Lo ammetto, le maschere mi piacciono molto (qualcuno ha detto Slipknot?): il fascino che si rifà al teatro greco, il mistero, la possibilità di urlare qualcosa soffocando per un po’ la vergogna che spesso ci blocca impedendoci di esprimerci al meglio. Non so se sia questo il motivo, o se sia una cosa puramente a livello commerciale, ma sicuramente anche il gruppo che vi voglio presentare oggi qualcosa da dire ce l’ha: gli Hollywood Undead. L’occasione per parlarne è l’uscita del loro nuovo EP Pslams, unito al fatto che in Italia sono ben poco conosciuti, ma andiamo con ordine.

Come spesso mi accade ero alla ricerca spasmodica di qualcosa di nuovo da ascoltare in base a gusti e umore del momento. Nello specifico qualcosa di rap (non sono un amante) con una carica rock, anzi…magari metal. Dopo una valanga di pezzi MetalCore (di moda al momento) mi imbatto in Undead. La conoscete la sensazione no? Quella di avere appena scoperto qualcosa che ci può dare estreme soddisfazioni? Ecco, quella.

Undead è la prima canzone del loro primo album Swan Songs, ed è un gran pezzo: un intro di tastiere ed elettronica fa da ingresso alla parte vocale che va dal growl, al pulito, al rap. Nulla di estremamente nuovo per carità, è da quando si parla di nu-metal che questo avviene: mischiare svariati generi già esistenti cercando di proporre qualcosa di nuovo. Prendo come esempio un po’ tutta la scena metalcore, i Bullet for My Valentine, gli Enter Shikari, gli Asking Alexandria (con i quali hanno fatto un Tour nel 2011). Senza togliere nulla a questi gruppi (alcuni dei quali spesso e volentieri ascolto), a mio avviso gli Hollywood Undead sono riusciti a miscelare stili musicali diversi trasmettendo qualcosa che cerco di continuo nel panorama musicale: un po’ di freschezza. 

Tutti i componenti del gruppo cantano regalando una grande dinamicità: i vari modi di rappare si fondono tra di loro molto bene, le chitarre sono prominenti nei brani decisi e acustiche in altri, l’elettronica e le tastiere sono un perfetto collante che porta ogni pezzo verso una direzione “più dura” o più “festosa”, alcuni fanno quasi effetto David Guetta.

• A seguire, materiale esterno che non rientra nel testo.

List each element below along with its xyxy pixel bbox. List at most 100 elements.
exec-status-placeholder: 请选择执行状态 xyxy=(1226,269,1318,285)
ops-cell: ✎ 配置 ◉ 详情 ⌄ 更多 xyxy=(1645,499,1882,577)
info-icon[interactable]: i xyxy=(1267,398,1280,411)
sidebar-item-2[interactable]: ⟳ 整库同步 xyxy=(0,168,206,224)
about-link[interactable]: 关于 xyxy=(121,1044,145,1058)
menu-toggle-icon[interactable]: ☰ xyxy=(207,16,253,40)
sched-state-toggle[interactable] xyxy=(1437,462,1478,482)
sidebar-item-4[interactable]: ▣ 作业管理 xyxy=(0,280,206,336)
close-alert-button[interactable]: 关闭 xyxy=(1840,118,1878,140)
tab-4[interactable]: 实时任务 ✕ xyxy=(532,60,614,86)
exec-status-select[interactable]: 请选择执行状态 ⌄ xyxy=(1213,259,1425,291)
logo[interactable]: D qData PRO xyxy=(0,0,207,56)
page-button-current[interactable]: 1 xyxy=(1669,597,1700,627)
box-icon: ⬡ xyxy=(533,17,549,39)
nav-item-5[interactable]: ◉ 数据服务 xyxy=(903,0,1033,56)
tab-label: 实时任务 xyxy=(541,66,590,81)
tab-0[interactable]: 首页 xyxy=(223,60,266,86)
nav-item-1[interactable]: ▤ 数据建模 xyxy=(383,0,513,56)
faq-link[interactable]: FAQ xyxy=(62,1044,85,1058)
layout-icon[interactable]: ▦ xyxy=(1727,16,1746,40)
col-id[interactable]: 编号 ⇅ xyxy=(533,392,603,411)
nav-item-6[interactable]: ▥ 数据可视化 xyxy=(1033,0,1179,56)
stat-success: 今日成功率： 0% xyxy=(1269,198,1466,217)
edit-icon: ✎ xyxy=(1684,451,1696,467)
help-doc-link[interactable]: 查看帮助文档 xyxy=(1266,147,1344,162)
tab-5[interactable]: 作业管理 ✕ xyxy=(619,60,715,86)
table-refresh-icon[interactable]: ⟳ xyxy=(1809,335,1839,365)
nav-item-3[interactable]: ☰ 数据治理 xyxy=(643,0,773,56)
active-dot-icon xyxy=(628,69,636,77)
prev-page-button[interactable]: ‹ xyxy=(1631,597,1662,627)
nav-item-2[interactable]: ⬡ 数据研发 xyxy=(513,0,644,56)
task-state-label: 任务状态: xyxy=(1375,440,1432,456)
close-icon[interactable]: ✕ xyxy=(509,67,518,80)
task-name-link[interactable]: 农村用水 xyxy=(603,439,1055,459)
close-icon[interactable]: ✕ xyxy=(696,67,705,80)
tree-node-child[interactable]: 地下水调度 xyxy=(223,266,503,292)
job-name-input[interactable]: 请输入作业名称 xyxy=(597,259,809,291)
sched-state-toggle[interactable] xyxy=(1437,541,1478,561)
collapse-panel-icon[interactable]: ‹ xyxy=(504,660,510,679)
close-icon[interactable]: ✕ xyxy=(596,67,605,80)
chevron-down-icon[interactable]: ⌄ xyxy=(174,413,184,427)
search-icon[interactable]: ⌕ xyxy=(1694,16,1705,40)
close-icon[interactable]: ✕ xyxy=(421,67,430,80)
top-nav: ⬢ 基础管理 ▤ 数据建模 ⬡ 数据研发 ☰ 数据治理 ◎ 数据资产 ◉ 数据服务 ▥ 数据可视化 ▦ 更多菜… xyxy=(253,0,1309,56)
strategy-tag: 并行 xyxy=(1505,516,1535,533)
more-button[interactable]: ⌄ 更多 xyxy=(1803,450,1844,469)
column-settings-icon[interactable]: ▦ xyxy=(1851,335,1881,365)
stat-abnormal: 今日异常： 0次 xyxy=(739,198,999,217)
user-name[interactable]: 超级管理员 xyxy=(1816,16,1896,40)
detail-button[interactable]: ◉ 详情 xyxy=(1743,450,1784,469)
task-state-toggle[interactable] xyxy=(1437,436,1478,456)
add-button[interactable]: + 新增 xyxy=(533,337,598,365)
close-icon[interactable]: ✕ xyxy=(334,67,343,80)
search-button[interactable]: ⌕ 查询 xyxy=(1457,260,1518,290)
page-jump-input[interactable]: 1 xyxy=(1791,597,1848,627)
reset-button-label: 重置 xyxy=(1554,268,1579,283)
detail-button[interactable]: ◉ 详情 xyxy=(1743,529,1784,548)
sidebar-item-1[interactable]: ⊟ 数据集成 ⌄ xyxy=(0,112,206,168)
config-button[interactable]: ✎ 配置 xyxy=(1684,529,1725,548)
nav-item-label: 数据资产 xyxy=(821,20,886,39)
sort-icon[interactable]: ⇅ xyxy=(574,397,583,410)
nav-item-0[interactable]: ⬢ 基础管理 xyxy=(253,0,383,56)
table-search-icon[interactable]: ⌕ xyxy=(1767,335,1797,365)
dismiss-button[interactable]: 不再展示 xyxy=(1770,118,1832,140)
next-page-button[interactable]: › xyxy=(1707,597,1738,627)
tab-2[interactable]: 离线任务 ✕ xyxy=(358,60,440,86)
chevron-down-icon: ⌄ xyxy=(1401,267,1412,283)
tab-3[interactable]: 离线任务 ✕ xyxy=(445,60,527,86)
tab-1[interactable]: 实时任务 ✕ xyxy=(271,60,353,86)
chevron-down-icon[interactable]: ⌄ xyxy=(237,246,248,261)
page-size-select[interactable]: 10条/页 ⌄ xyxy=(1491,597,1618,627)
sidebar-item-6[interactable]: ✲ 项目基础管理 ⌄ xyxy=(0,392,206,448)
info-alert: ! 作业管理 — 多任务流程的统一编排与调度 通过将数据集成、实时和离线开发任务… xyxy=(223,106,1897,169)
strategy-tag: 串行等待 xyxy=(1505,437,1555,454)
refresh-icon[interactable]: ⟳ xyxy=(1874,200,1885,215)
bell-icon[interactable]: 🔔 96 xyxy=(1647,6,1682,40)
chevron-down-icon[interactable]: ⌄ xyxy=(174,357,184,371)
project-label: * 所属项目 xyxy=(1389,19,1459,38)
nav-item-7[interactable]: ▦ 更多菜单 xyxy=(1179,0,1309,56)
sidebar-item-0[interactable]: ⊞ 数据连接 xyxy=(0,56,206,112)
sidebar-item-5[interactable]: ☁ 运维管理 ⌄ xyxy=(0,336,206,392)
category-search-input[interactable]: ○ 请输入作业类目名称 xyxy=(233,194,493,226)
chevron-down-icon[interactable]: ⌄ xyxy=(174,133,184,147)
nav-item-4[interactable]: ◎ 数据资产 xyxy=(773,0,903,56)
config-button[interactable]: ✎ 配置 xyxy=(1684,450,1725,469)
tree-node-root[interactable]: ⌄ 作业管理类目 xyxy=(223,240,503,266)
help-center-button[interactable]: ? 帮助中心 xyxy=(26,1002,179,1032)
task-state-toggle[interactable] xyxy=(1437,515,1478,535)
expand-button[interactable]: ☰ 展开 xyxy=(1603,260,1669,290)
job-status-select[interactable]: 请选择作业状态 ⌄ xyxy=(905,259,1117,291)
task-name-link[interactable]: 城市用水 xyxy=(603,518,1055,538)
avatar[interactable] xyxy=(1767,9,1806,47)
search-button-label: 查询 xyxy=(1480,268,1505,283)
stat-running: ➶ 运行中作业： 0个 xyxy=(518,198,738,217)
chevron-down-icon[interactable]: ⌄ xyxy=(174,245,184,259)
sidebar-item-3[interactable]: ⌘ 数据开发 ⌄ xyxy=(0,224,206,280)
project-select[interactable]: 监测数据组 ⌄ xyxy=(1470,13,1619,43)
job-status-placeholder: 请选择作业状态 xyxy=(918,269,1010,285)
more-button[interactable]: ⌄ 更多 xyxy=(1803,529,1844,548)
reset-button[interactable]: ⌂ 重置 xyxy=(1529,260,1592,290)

Come ben capirete è difficile definirli, perché un loro album va da un pezzo quasi metal ad una ballata quasi pop alla Backstreet Boys. Sicuramente sono rivolti ad un pubblico più giovane, possono però interessare a chi sente la mancanza di quei tempi quando si pogava con System of a Down, Limp Bizkit, Linkin Park e P.O.D. 

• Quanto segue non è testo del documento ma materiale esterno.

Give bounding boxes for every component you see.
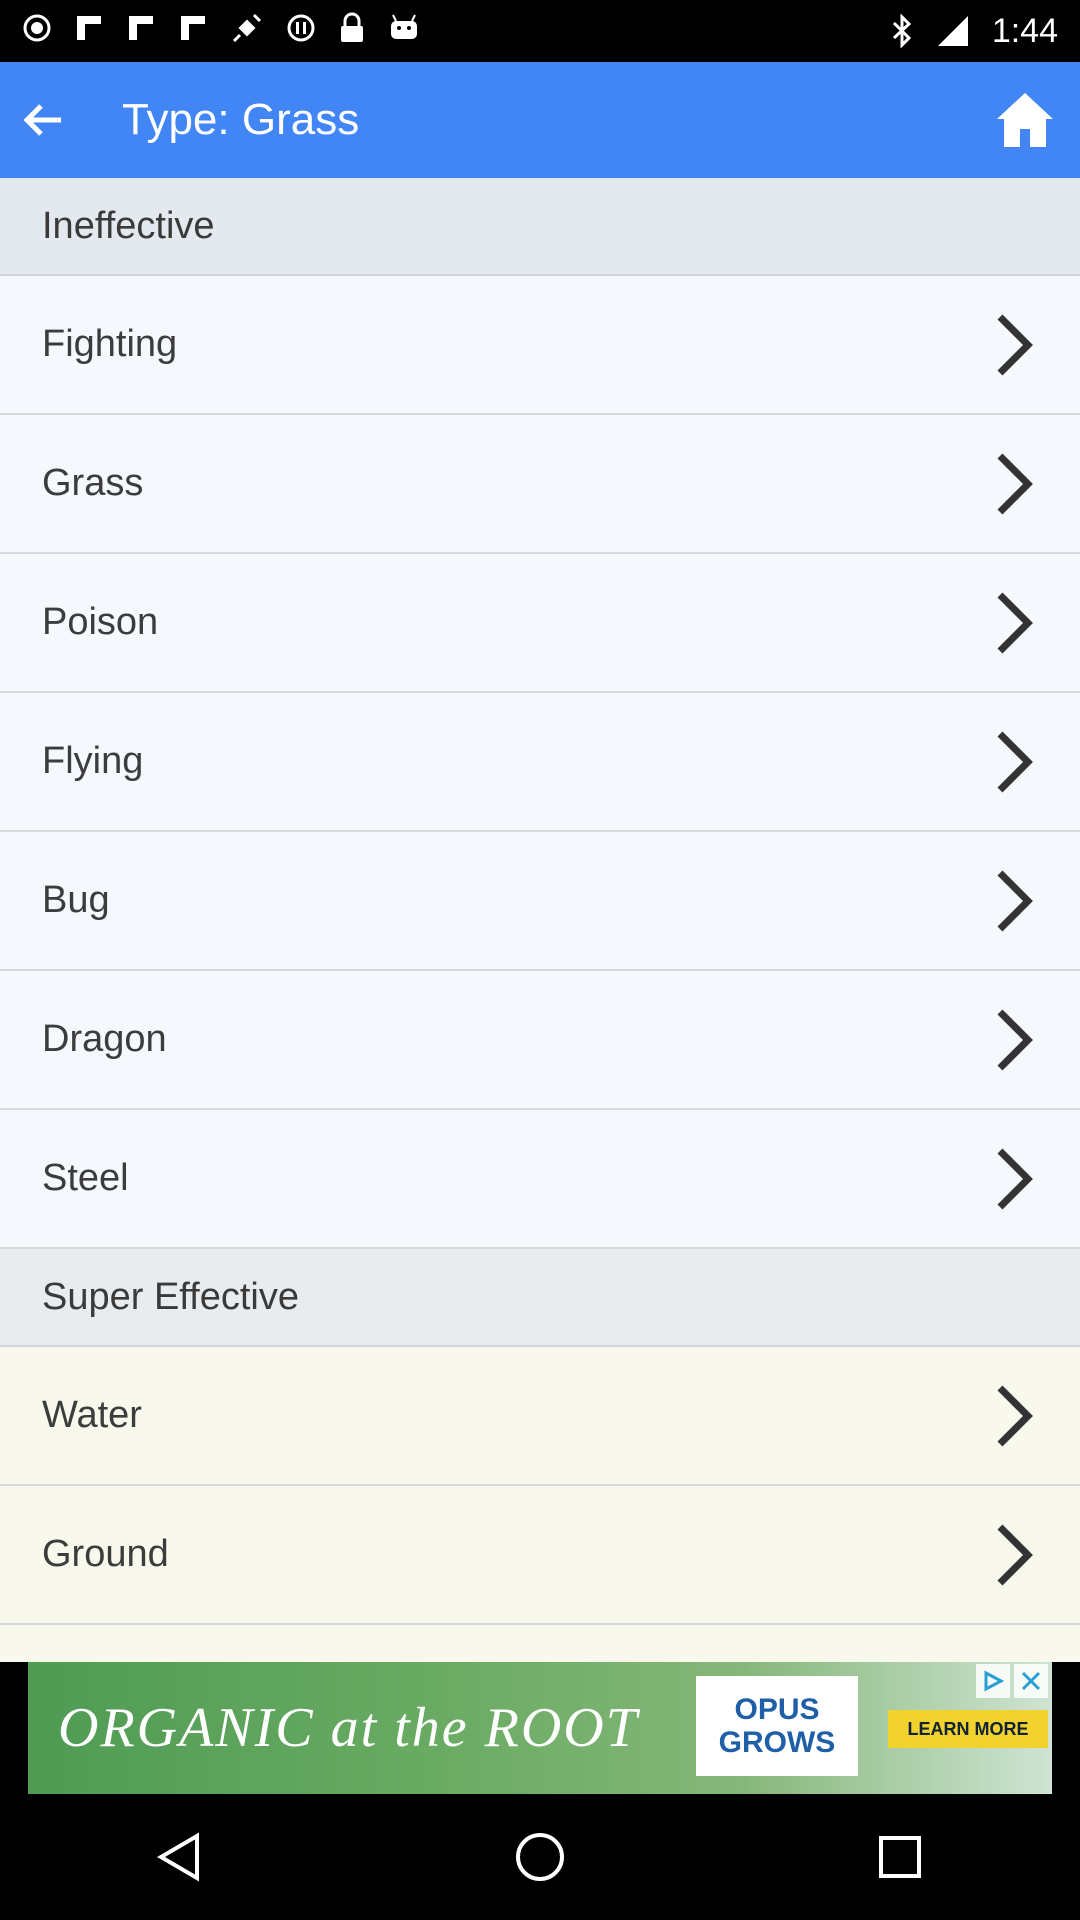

Non voglio descrivere nel dettaglio le vicissitudini della band (prima tra tutte l’abbandono della voce principale Deuce nel 2010) perché alla fine durante gli ormai 14 anni di carriera alle spalle, con 5 album studio e uno dal vivo, nulla è cambiato. Gli Hollywood fanno centro ogni volta continuando a trovare miscele che funzionano e sempre attuali grazie anche all’esperienza maturata negli anni. Nonostante la varietà estrema, i dischi infatti non risultano mai dei calderoni senza senso, anzi, riescono a trasmettere alla perfezione la loro attitudine al “fare esattamente quello che gli pare” senza alcun genere di compromesso. E non è poco.

Nella cassetta dedicata a loro trovate pezzi molto vari in modo da trasmettervi le stesse sensazioni che danno a me. Gli ultimi tre sono tratti proprio dal loro ultimo EP, in attesa del nuovo album in uscita nel 2019. Buon ascolto.